Shrinking Ice

When I leave my ice in the ice cube tray for an extended time (1 week?) it seems to cantract and shrink.

Does anyone know what is going on? Is it evaporating? Is my freezer too cold? Not cold enough?

Please help me save my ice.

It’s sublimating (look it up in the dictionary).

Ice sublimates (goes directly from solid to gas). Live up north where it snows a lot and you’ll see it happening!

And you thought sublimating only happened in the shrink’s office! If you want it to stop happening, put your ice in an airtight container. The ice freeze-dries because of all the breeze swirling around in your frost free freezer. The breeze is meant to evaporate the frost, but it does the same to your ice.

You can simply throw away the dinky ice and make more. After a week or so, ice will pick up food odors, and your Seven-and-Seven will taste a little like onions.

Sublimating? I don’t think so.

Modern so-called “frost-free” refrigerator/freezers use a magical thing called “heat” to get rid of the frost. Some use room air, but most actually contain heating elements that are activated regularly by a timer to introduce enough warm air into the freezer compartment to melt, then evaporate the frost. In the process, the ice cubes also begin to melt and some of the water in them also evaporates. After the defrosting cycle, the ice cubes refreeze, but they’ve lost a little of their size. Over long periods of time (many weeks or months) the ice cubes will eventually disappear completely, making your seven & seven taste positively, um, warm.

What an annoying answer. Did you catch this part:

You sound like my mother did when I was 4.

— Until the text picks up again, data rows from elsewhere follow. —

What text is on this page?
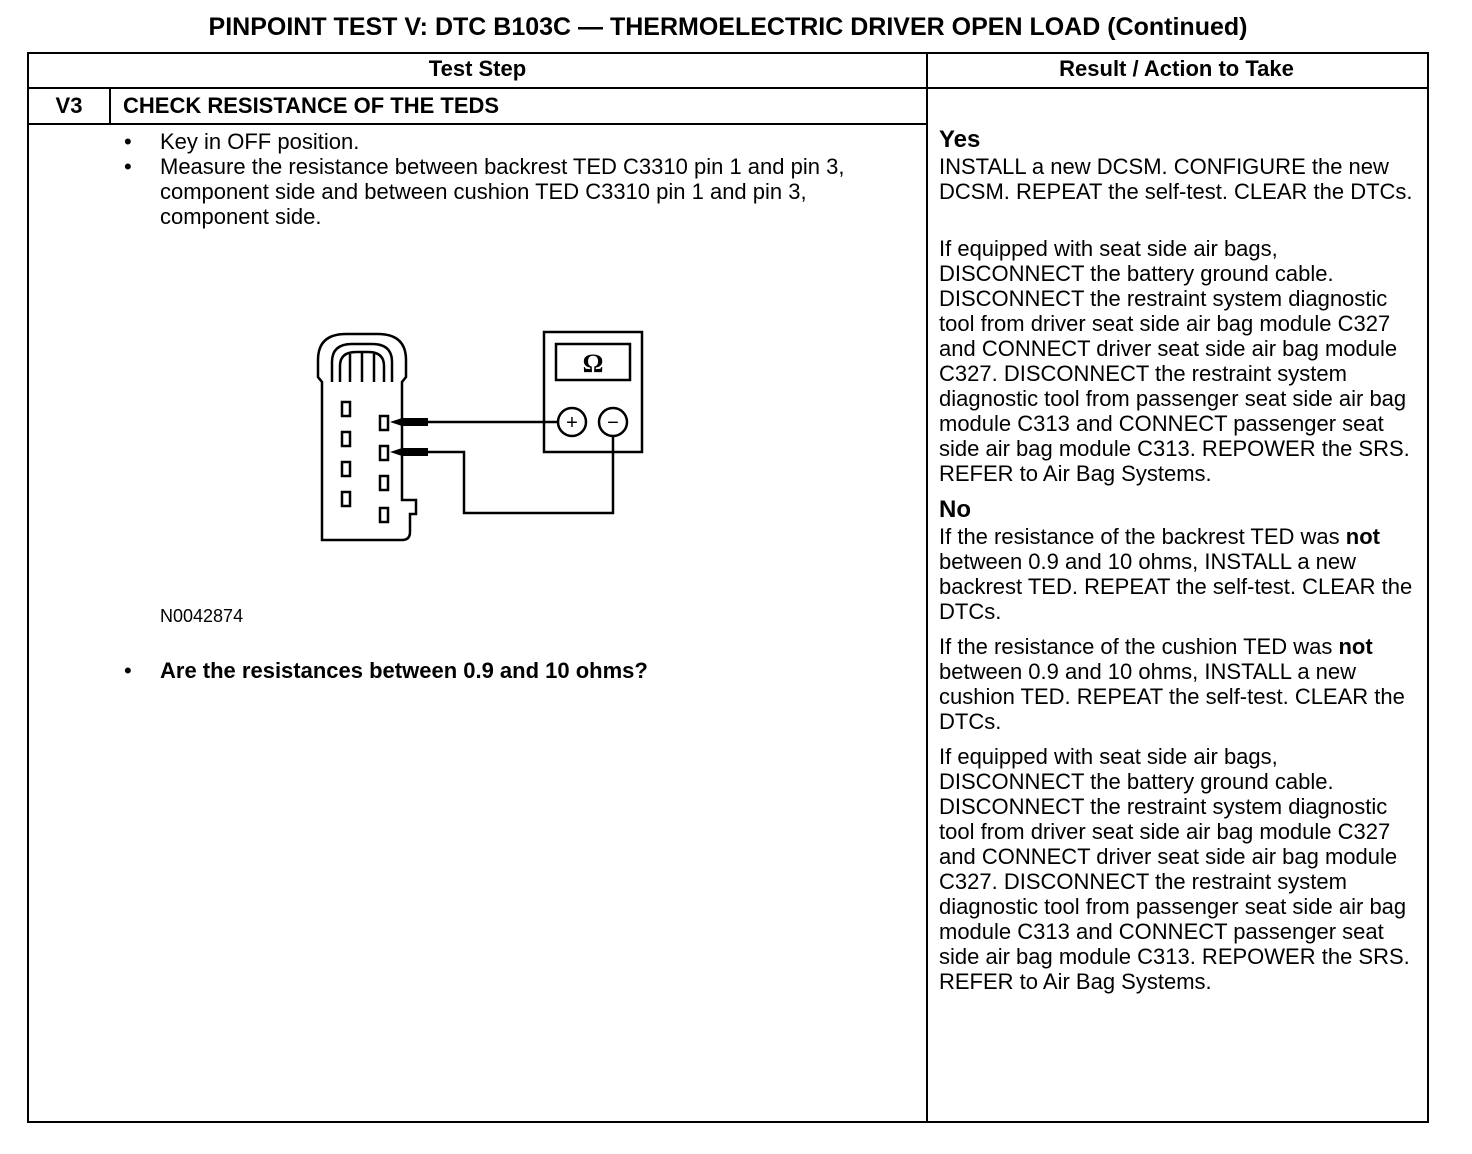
PINPOINT TEST V: DTC B103C — THERMOELECTRIC DRIVER OPEN LOAD (Continued)
Test Step	Result / Action to Take
V3	CHECK RESISTANCE OF THE TEDS

• Key in OFF position.

• Measure the resistance between backrest TED C3310 pin 1 and pin 3, component side and between cushion TED C3310 pin 1 and pin 3, component side.

Ω
+ −
N0042874
•	Are the resistances between 0.9 and 10 ohms?
Yes

INSTALL a new DCSM. CONFIGURE the new DCSM. REPEAT the self-test. CLEAR the DTCs.

If equipped with seat side air bags, DISCONNECT the battery ground cable. DISCONNECT the restraint system diagnostic tool from driver seat side air bag module C327 and CONNECT driver seat side air bag module C327. DISCONNECT the restraint system diagnostic tool from passenger seat side air bag module C313 and CONNECT passenger seat side air bag module C313. REPOWER the SRS. REFER to Air Bag Systems.

No

If the resistance of the backrest TED was not between 0.9 and 10 ohms, INSTALL a new backrest TED. REPEAT the self-test. CLEAR the DTCs.

If the resistance of the cushion TED was not between 0.9 and 10 ohms, INSTALL a new cushion TED. REPEAT the self-test. CLEAR the DTCs.

If equipped with seat side air bags, DISCONNECT the battery ground cable. DISCONNECT the restraint system diagnostic tool from driver seat side air bag module C327 and CONNECT driver seat side air bag module C327. DISCONNECT the restraint system diagnostic tool from passenger seat side air bag module C313 and CONNECT passenger seat side air bag module C313. REPOWER the SRS. REFER to Air Bag Systems.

The best part of people like you is when someone comes along with the real answer shows how foolish your response really was.

Read the rest of the threads answers for a better understanding of how GQ works.

[Thread carefully edited in an effort to avoid pit-worthy material]

While frost-free freezers do have heaters to warm up the coils, the actual food in the freezer should never get above freezing - that would defeat the purpose of the freezer. So, in most freezers I would say the cubes must be sublimating. Some poorly designed freezers may melt the ice.

One way to check would be in a machine with an ice-maker. If all the cubes stick together, then they are melting a bit. If they do not stick but just shrink, they are sublimating - if they ever had liquid water on them they would stick. The sub-zero at work has a box of ice that never sticks together, so in that case sublimation is happening.

Oh, and Bizerta, how hard would it have been to say this?

They do.

My sub zero has small ice cubes that are stuck together in the bottom of the ice tray.

I’m with TBone, it’s a function of the frostfreeness.

[sub]I LOVE making up words![/sub]

No, Freedom, sublimation and evaporation are two distinct (albeit similar) actions. I assumed that you would be willing to expend some effort to do research on your own. I apologize for my incorrect assumption.

Oh, come on bizerta. What if I was as curt and short every time someone asked me a question about coal? You gotta expand upon the answer a bit, otherwise:

  1. The person asking it feels dumb. And I assure you, from what I have seen Freedom is certainly not that. But if you make them feel dumb, what is accomplished really? They feel bad, and are reluctant to ask again? Or it starts a fight? Hey - I sometimes am curt if I am in a hurry, or my odd sense of humor is at work, but I do try not to be.

  2. It doesn’t really answer the question in a way that is totally informative to the casual reader. One could have written a couple sentences, to entice someone to think about the science and the physical processes at work. I mean, shit - to an engineer like me, sublimation is cool! Look at my coal threads as an example - I get lots of follow-up and related-topic questions, because I am way too wordy and descriptive in my answers. Which I feel is fine, because people think about what I am telling them. Which also means, IMO, I have successfully fought ignorance even more.

  3. It just makes you look arrogant. And few want to appear that way.